In this study, LVEF < 40% and AKI were both determined to be independent risk factors for nonrecovered PPCM. Similarly, Chapa et al. identified that LVEDD > 60 mm and LVEF < 20% were independent risk factors for nonrecovery of cardiac function in 32 patients with PPCM [
25]. Goland et al. also found that LVEF < 25% was predictive of severe cardiovascular events in patients with PPCM [
5]. In the PEACE register study [
15], the researchers consecutively recruited 244 PPCM patients from 14 sites in Nigeria and applied a structured follow-up for a median of 17 months. They found that a maternal age < 20 years [hazard ratio (HR): 2.40, 95% CI 1.27–4.54], hypotension (HR: 1.87, 95% CI 1.02–3.43), tachycardia (HR: 2.38, 95% CI 1.05–5.43), and LVEF < 25% at baseline (HR: 2.11, 95% CI 1.12–3.95) could predict mortality.

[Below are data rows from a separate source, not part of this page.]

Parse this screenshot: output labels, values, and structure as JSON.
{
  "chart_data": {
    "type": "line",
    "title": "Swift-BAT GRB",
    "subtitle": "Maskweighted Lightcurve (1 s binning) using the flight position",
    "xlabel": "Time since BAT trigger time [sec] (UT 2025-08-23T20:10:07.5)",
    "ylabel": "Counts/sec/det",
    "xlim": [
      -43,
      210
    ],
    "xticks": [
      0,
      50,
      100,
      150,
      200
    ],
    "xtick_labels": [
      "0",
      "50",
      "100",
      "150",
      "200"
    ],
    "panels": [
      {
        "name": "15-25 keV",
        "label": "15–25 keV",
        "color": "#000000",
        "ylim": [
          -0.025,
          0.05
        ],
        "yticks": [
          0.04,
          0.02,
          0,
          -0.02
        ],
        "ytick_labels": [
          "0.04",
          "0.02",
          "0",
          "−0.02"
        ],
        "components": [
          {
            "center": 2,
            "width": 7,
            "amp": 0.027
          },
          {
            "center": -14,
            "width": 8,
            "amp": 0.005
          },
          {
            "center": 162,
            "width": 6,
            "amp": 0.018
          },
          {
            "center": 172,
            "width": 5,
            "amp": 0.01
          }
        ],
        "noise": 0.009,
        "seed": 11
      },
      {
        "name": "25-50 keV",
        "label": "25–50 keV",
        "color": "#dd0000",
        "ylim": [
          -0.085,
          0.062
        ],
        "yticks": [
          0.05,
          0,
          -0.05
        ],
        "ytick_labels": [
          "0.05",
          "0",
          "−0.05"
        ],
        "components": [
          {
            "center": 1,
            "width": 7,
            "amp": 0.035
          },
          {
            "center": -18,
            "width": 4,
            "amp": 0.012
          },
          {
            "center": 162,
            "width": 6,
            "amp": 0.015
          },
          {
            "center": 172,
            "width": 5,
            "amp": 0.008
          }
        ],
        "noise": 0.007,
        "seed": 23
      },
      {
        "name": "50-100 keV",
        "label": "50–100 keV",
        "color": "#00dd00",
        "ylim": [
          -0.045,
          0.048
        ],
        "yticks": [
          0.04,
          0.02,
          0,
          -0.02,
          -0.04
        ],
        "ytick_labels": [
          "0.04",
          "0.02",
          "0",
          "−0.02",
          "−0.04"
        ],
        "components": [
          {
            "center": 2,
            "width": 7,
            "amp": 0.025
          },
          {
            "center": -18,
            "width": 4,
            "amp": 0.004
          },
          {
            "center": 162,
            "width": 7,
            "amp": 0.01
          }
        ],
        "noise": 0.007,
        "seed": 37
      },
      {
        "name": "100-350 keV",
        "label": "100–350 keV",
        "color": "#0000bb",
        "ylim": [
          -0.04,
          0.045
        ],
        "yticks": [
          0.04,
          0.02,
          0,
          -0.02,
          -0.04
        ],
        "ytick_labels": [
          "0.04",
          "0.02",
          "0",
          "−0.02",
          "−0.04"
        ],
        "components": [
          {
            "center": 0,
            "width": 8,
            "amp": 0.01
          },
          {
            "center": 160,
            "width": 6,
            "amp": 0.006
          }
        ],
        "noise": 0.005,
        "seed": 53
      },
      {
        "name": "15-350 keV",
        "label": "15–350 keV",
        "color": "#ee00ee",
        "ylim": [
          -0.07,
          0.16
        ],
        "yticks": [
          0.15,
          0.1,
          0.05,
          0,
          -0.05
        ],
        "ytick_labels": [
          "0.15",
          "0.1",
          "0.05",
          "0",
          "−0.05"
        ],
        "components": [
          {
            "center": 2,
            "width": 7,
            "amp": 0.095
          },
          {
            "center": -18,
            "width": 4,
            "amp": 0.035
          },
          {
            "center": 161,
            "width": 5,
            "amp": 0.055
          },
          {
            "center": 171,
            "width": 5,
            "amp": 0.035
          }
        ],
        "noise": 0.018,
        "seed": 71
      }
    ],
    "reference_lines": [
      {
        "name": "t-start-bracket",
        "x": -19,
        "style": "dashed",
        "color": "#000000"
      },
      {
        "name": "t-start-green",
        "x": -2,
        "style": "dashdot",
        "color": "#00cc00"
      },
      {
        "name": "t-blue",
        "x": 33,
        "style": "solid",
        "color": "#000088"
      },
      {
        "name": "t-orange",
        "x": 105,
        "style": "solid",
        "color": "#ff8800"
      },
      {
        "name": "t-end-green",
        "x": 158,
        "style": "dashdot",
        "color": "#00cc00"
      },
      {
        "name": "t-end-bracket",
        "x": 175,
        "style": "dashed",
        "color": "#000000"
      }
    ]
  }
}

These results are consistent with ours. However, their finding that the regular use of beta-blockers at the 6-month follow-up (HR: 0.20, 95% CI 0.09–0.41) was independently associated with a lower mortality risk was not found in our study. This may be related to the fact that beta-blockers were used according to the local guidelines for heart failure and PPCM only when needed. AKI at admission was also determined to be an independent risk factor for a poor prognosis. This is due to the fact that the kidney is susceptible to alterations in the perfusion pressure. For example, when hemodynamic disturbance occurs, the renal blood flow is compromised, followed by a decline in the glomerular filtration rate, renal perfusion, and the creatinine clearance rate. Therefore, more attention should be paid to patients with PPCM when AKI occurs during their hospitalization.
Limitation
This investigation was a single-center study with a small sample size. The data were retrospectively collected from medical reports, and the echocardiographic findings were provided by different examiners. In addition, some of the participants had incomplete data because of the prolonged follow-up duration. However, with improvements in the diagnostic criteria of PPCM, the incidence of PPCM is expected to increase. In the future, a multicenter study will be needed to analyze the etiology and the risk factors for nonrecovery in these patients.